Постулирование жестких зависимостей между природной средой, природной основой ландшафта и человеческой деятельностью сопровождается довольно сильным безразличием к реальным процессам в пространстве, явным нежеланием с ними считаться и принимать пространственные закономерности. Скажем, десятки миллионов людей искренне считают, что распад Советского Союза был случайностью, результатом заговора, тогда как это был вполне закономерный процесс. Если это был закономерный процесс, то невозможна никакая реставрация. Мы понимаем, что сейчас на улице лето, – и мы не можем вернуться сейчас в зиму; вернуть СССР так же возможно, как сменить время года. Я боюсь, что наше общество склонно следовать каким-то примитивным идеям географического детерминизма, но не очень склонно разбираться с реальным устройством нашего культурного ландшафта.
И в этом смысле я не согласен с подавляющим большинством гуманитариев, которые, выезжая куда-то из Москвы, начинают видеть в России только молодой лес на месте полей, только помойки, только свалки. Этим дело не исчерпывается, культурный ландшафт России очень интересно и сложно организован. Это не какая-то случайность, это вполне закономерное сочетание явлений. И вот с этим интересным явлением происходят некоторые, довольно любопытные и очень закономерные процессы, очень закономерные процессы.
Скажите мне, сколько было нашумевших книг, которые писали бы об этом насущном? Я что-то таких не знаю, и дело не в том, что географы не готовы их писать. По-моему, это проблема не писателей (ну, может, не совсем писателей), а читателей. То есть это очередной парадокс. Россия – самое обильное пространство, страна, как вы справедливо заметили, не шестая, так седьмая (но если посчитаем океан, то намного меньше), но все равно страна, очень богатая пространством, страна, которая черпает из этого пространства огромные ресурсы, но страна, которая, к сожалению, плохо знает, плохо понимает свое пространство, и, к сожалению, не очень озабочена тем, что она плохо знает и плохо понимает это пространство.

А.Г. А что мы плохо знаем и плохо понимаем?

В.К. Например, когда сравнивают нашу страну с Соединенными Штатами, географически это сравнение очень сомнительное. Но оно самое массовое, самое данное в культуре. Когда не знают, где находится какая-то вещь, говорят, что она находится в культуре. И в культуре есть такое сравнение. Но дело же отнюдь не только в том, что Соединенные Штаты лежат гораздо южнее, чем Советский Союз.

А.Г. И целиком поместились бы на европейской части России.
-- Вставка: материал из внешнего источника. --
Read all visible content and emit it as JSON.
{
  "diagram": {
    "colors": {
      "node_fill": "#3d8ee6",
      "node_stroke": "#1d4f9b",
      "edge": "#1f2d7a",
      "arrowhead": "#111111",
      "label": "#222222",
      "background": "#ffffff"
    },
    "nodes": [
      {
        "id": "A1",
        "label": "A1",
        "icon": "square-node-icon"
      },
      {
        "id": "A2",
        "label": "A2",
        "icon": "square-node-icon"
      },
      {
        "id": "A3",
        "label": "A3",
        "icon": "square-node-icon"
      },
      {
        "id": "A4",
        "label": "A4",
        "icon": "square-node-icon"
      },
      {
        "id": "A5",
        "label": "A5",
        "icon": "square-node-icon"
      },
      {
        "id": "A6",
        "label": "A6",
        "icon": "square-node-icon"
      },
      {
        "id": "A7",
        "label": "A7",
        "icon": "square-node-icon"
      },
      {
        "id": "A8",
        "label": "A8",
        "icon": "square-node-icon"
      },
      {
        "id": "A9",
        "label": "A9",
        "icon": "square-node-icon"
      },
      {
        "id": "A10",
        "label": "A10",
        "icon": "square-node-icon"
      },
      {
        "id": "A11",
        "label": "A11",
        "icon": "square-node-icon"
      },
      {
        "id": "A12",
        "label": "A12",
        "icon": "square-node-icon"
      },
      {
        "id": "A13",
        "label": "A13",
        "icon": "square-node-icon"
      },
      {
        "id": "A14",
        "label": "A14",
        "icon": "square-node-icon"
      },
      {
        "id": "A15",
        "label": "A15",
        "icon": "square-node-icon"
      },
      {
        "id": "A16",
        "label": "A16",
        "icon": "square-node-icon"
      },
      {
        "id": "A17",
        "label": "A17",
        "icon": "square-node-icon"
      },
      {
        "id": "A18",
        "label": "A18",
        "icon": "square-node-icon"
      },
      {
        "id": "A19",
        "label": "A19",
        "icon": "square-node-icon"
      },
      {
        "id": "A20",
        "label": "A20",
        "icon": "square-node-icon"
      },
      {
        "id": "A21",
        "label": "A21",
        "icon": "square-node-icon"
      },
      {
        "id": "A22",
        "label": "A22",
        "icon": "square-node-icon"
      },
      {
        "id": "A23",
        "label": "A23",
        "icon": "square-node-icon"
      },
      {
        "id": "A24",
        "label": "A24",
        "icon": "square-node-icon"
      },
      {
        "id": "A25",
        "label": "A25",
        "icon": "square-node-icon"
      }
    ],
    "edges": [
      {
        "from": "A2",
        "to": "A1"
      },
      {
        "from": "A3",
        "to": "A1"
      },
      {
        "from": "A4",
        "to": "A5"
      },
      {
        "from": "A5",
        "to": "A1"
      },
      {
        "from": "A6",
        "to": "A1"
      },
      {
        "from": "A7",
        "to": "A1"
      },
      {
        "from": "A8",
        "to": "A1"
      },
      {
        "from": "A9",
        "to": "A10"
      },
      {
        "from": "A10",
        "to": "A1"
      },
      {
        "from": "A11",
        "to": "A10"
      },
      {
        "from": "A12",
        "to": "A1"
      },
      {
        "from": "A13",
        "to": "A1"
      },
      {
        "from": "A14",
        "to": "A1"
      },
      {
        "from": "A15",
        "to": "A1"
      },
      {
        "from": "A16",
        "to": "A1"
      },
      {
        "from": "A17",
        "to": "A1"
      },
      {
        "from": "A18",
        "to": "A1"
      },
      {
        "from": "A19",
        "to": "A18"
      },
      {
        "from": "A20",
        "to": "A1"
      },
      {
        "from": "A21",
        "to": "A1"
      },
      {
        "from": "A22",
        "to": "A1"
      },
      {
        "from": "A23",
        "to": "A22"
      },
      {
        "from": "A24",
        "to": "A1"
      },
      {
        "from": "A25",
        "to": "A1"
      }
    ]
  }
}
В.К. Конечно. Дело в другой структуре пространства. Кстати говоря, то, о чем я скажу еще несколько фраз, уже приводит нас к теме морфологии культурного ландшафта. Например, воспользуюсь тем образом, который позволяет пробить моих нерадивых студентов. Я им говорю следующее: представьте себе, что вы перенесли столицу Соединенных Штатов в Нью-Йорк, потом перенесли в Нью-Йорк Ниагарский водопад, а как же? Потом перенесли в Нью-Йорк Голливуд, Силиконовую долину и так далее, и так далее. Они, конечно, смеются, понимая, что это совершенно невозможно.
Но именно такое пространство, в котором все ведущие центры сосредоточены в одном городе, пространство моноцентричное, как мы пишем в своих малотиражных научных работах, – это пространство наше российское и наше советское. В этом смысле США, которые не могут являться эталоном, – пространство полицентричное, не говоря уже о том, что чрезвычайно полицентричным в Соединенных Штатах является производство национальной элиты. Лучшие университеты находятся отнюдь не в столичных городах и не в промышленных Питсбургах. Они разбросаны по стране. Где у нас в России получают лучшее образование, по-моему, этот вопрос совершенно понятен. Точно так же, как и понятно, что Москва до сих пор является крупнейшим промышленным центром России, так же, как она является крупнейшим центром административным, культурным, финансовым. Каким угодно еще. Мы с трудом найдем какое-то отношение, в котором Москва не была бы ведущим, доминирующим центром. Наше пространство – не только моноцентричное, оно еще и моноиерархичное, все иерархии слиты и объединены. Вот именно эту конструкцию я и назвал "советское пространство" и описал как особый, крайне вырожденный тип культурного ландшафта.
И то же самое касается не только России в целом, но касается всех других уровней иерархии. В каждом регионе есть один крупнейший город, который является крупнейшим центром, в том числе центром терапевтическим. У нас же люди едут лечиться в стольные города. То же самое, в каждом районе такая ситуация одного главного доминирующего центра. Наша страна – это система моноцентрических районов, в то время как в других странах мы этого не обнаруживаем, это совершенно не обязательно – такой моноцентризм. На таких примерах мы можем показать, чем реально отличается пространство независимо от природных условий, чем отличается само культурное пространство, сам культурный ландшафт...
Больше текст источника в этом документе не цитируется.